Peran Parachurch Dalam Gereja Lokal
Oleh: Robert P. Borrong
Tuesday, Mar. 8, 2005 Posted: 7:36:03PM PST
Kehadiran lembaga-lembaga pelayanan yang berdampingan dengan gereja atau yang biasa disebut parachurch, belakangan ini semakin marak. Kita patut bersyukur untuk hal ini, karena dengan demimkian semakin banyak pekerja yang ‘menggarap’ ladang pelayanan yang luas ini. Perkantas adalah salah satu dari parachurch yang di pakai Tuhan untuk membangun jamaat-Nya di Indonesia. Apa dan bagaimana sesungguhnya parachurch ini, dan apa perannya bagi pembangunan jemaat gereja lokal, dipaparkan dalam uraian singkat berikut ini, yang saya persembahkan khusus untuk Perkantas dalam memperingati usianya yang ke-30.
Sejarah Parachurch
Mengapa disebut parachurch? Saya sendiri tidak mengetahui asal muasal penggunaan istilah tersebut. Tapi saya menduga istilah parachurch digunakan karena keberadaan lembaga pelayanan ini sebagai lembaga bukan gereja, untuk membedakan eksistensinya dengan gereja.
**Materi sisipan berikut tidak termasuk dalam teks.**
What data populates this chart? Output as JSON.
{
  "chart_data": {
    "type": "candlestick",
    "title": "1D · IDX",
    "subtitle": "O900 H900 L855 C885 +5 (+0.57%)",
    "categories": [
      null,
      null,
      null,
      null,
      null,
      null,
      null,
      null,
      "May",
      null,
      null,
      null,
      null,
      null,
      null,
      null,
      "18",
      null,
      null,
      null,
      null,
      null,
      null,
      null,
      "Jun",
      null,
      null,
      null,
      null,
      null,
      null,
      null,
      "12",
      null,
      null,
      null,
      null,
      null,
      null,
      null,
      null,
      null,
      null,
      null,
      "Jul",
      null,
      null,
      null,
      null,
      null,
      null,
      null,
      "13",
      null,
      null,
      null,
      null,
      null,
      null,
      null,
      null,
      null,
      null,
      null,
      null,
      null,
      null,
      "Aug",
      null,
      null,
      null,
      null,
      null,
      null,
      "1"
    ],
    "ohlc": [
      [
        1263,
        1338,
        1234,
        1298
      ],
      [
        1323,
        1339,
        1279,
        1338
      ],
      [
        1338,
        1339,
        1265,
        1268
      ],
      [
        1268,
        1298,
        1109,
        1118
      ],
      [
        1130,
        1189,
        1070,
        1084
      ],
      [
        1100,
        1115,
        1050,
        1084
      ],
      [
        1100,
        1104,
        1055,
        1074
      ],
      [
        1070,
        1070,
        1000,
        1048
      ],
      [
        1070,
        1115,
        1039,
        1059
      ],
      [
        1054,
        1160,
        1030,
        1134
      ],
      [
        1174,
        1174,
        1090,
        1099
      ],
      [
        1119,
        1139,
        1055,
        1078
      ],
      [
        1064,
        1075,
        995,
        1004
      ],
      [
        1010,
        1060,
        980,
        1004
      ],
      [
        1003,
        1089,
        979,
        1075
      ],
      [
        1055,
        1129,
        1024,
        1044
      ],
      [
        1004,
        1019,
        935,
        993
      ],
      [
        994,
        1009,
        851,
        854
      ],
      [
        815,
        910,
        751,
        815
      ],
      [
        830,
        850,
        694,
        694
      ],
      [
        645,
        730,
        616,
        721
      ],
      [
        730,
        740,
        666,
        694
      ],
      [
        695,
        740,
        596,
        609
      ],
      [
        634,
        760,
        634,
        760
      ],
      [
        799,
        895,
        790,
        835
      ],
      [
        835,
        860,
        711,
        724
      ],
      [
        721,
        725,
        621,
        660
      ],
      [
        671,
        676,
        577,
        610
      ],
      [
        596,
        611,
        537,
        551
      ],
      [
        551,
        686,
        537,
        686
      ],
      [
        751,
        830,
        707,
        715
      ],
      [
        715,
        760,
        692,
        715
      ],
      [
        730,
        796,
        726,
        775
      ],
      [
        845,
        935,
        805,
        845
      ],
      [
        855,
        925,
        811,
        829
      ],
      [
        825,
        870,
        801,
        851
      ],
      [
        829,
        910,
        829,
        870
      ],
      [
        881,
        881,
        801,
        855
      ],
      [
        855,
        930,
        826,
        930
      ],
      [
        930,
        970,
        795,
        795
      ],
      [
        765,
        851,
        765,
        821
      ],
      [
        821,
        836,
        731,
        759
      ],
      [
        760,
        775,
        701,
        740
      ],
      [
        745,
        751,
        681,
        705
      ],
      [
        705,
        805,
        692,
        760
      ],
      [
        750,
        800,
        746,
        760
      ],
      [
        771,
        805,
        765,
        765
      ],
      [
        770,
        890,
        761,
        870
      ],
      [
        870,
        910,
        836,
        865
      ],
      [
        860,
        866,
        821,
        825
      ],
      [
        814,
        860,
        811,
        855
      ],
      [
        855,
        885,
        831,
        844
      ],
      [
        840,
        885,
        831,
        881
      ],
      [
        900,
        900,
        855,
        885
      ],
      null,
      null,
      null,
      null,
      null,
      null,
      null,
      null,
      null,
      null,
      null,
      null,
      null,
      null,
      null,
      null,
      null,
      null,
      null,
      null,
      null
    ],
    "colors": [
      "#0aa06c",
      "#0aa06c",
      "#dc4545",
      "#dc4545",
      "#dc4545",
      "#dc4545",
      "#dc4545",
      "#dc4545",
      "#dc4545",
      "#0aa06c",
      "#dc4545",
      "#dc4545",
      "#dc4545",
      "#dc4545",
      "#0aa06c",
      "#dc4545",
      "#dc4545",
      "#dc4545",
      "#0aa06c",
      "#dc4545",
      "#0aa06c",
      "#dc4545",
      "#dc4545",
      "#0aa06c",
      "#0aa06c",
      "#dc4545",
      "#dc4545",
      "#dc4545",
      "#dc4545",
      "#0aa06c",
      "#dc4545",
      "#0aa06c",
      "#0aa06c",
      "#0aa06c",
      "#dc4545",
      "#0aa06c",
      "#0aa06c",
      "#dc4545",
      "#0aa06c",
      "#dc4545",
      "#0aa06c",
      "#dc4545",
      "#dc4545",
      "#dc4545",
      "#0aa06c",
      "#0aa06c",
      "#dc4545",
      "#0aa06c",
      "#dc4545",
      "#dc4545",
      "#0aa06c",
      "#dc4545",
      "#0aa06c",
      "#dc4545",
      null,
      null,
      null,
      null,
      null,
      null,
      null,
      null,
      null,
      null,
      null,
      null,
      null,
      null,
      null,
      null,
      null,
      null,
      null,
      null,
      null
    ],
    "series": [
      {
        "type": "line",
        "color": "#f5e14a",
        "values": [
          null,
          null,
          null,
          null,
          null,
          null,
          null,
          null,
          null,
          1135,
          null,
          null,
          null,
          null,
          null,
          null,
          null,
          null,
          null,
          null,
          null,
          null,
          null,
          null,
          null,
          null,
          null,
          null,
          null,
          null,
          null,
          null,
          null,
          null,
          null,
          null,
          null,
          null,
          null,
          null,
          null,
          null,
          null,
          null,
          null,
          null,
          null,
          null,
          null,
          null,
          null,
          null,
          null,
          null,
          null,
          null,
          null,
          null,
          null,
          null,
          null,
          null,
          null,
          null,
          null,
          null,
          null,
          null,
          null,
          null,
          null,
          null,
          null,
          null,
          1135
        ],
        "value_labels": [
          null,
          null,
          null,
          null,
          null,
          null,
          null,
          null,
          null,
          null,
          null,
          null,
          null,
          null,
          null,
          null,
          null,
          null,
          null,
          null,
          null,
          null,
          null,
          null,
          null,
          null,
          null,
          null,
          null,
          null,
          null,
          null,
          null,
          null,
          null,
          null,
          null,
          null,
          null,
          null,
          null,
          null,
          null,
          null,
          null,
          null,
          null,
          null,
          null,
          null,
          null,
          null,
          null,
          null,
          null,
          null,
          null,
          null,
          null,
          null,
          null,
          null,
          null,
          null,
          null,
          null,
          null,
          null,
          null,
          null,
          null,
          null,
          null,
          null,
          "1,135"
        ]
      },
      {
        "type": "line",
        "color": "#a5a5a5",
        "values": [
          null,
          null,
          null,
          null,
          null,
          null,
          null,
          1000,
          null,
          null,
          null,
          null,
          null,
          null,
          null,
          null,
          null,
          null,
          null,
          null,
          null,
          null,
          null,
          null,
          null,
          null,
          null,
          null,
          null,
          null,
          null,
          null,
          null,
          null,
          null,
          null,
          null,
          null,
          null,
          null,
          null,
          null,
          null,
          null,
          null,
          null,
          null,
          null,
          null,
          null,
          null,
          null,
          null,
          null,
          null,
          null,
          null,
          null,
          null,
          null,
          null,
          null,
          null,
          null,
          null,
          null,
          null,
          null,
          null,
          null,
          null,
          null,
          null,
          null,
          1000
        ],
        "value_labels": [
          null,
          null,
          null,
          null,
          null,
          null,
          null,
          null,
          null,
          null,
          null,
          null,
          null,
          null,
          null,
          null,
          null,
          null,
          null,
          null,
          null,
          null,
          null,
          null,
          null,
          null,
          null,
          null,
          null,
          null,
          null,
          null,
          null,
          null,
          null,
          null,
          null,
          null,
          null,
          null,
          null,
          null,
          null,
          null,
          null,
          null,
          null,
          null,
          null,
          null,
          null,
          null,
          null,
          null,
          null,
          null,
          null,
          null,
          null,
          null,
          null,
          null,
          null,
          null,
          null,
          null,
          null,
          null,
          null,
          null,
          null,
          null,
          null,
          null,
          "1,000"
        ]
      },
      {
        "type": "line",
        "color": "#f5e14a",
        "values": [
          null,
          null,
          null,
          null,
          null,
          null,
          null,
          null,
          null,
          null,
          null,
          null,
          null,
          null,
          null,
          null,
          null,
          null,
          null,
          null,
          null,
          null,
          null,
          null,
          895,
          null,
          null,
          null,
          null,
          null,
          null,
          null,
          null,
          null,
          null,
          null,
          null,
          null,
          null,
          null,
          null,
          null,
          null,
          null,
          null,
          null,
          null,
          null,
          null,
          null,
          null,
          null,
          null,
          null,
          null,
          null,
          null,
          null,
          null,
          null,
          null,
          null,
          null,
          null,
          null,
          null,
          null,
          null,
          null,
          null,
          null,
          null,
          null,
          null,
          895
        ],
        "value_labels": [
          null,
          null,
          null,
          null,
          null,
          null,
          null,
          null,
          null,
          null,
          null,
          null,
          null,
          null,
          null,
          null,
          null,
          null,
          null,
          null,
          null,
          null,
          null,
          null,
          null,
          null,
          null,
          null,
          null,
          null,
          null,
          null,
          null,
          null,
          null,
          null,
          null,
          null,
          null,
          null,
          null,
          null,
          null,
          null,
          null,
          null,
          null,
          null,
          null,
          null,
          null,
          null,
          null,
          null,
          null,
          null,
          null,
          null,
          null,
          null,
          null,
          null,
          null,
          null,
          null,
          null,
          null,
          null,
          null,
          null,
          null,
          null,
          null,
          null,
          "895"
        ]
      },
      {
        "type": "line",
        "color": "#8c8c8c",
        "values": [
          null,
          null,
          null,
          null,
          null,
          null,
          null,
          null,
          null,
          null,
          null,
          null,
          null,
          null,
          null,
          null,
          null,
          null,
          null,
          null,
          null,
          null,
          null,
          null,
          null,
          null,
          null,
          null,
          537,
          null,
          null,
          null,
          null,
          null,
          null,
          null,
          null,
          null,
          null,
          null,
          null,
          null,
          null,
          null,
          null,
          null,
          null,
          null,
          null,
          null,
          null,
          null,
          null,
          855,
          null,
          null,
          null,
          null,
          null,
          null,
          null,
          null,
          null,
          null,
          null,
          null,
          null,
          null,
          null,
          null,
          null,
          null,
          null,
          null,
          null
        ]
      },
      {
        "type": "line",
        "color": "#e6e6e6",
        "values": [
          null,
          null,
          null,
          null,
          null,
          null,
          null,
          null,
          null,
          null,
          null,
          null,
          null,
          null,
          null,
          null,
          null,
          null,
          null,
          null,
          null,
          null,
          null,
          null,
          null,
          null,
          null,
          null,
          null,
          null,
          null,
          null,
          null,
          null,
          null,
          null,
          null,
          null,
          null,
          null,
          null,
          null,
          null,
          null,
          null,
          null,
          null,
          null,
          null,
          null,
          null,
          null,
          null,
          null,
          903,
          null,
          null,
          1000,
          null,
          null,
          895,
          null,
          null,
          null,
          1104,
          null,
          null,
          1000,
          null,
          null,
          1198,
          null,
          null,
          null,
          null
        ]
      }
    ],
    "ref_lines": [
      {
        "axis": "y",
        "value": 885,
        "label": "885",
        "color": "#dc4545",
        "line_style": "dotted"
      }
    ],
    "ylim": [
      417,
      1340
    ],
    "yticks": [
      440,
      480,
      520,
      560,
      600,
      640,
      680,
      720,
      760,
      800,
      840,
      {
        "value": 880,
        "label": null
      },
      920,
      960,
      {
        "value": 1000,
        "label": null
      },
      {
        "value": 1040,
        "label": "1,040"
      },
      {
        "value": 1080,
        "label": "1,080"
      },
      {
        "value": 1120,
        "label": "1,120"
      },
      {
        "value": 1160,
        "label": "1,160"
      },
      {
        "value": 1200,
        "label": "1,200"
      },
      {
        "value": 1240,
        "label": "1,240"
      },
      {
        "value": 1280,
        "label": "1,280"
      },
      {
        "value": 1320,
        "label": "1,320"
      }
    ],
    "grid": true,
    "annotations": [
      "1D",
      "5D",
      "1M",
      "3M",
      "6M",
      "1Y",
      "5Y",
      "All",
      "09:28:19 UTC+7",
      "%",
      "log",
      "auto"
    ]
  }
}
Tapi kalau melihat sejarah, munculnya parachurch bukan hal yang baru. Pada permulaan abad ke-7, ketika kekristenan mulai tumbuh di Jepang (saya mengambil contoh Jepang karena keberadaan parachurch di Negara ini yang paling baik menurut saya), ada dua sistem kekristenan atau kelompok orang Kristen di Negara ini.
Yang pertama, orang-orang Kristen dengan keanggotaan gereja secara formal, dan yang kedua, orang-orang Kristen yang tanpa gereja atau tidak menjadi anggota gereja secara formal. Jumlah kelompok yang kedua cukup banyak. Mereka ini adalah kelompok yang sangat aktif di lingkungan umat Kristen. Mereka memberi banyak masukan kepada gereja-gereja. Mereka bergereja di mana saja tanpa terikat pada keanggotaan di gereja tertentu. Adalah seorang perdana menteri Jepang adalah orang Kristen yuang termasuk dalam kelompok kedua ini.
Namun barangkali, munculnya pelayan parachurch yang cukup menonjol terjadi di era tahun 1960-an ketika kemajuan industri di AS mencapai puncaknya. Di tengah kemakmuran ekonomi pada masa itu, terjadi kelesuan pada masyarakat. Orang mengalami keresahan dan merasa tidak berarti (meaningless). Situasi seperti inilah yang menandai kehidupan masyarakat dunia pada waktu itu, khususnya Amerika Serikat.
Namun gereja tidak cukup tanggap terhadap situasi tersebut. Pelayanan yang dilakukan monoton dan biasa saja. Akibatnya muncullah berbagai gerakan atau kelompok yang dikenal sebagai kelompok pentakosta baru yang keberadaannya belum formal. Gerakan ini muncul karena mereka tidak puas dengan pelayanan yang dilakukan gereja sebagai lembaga formal. Gerjakan atau aliran yang cukup menonjol pada waktu itu adalah gerakan karismatik (perlu diketahui bahwa aliran ini ada berbagai macam).
Gerakan ini kemudain berkembang dan banyak orang-orang yang merasa terbeban ini melihat bahwa lembaga ini perlu diformalkan. Muncullah kemudian kelompok-kelompok persekutuan, misalnya persekutuan para pengusaha, kelompok yang terbeban membagikan firman Tuhan ke seluruh duni seperti The Gideon, dan lain-lain.
Namun sebelum tahun 1960-an sudah berdiri lembaga-lembaga pelayanan atau parachurch, misalnya kalau di Indonesia GAMKI. Kondisinya saat itu orang begitu sibuk dengan pekerjaannya sehingga organisasi ini juga kurang lancar, terutama di dunia Barat. Sementara di dunia ketiga, khususnya di Afrika dan Asia, dan sedikit perbedaan. Mereka lebih memfokuskan perhatiannya terhadap masalah-masalah sosial politik sebagai bangsa yang baru merdeka daripada kepada masalah kerohanian semata. Kecenderungan ini terjadi sampai dengan tahun 1970-an. Akibatnya, baik di Barat maupun di dunia ketiga (Timur) parachurch yang ada tidak dianggap lagi sebagai wadah yang mewakili pelayanan rohani.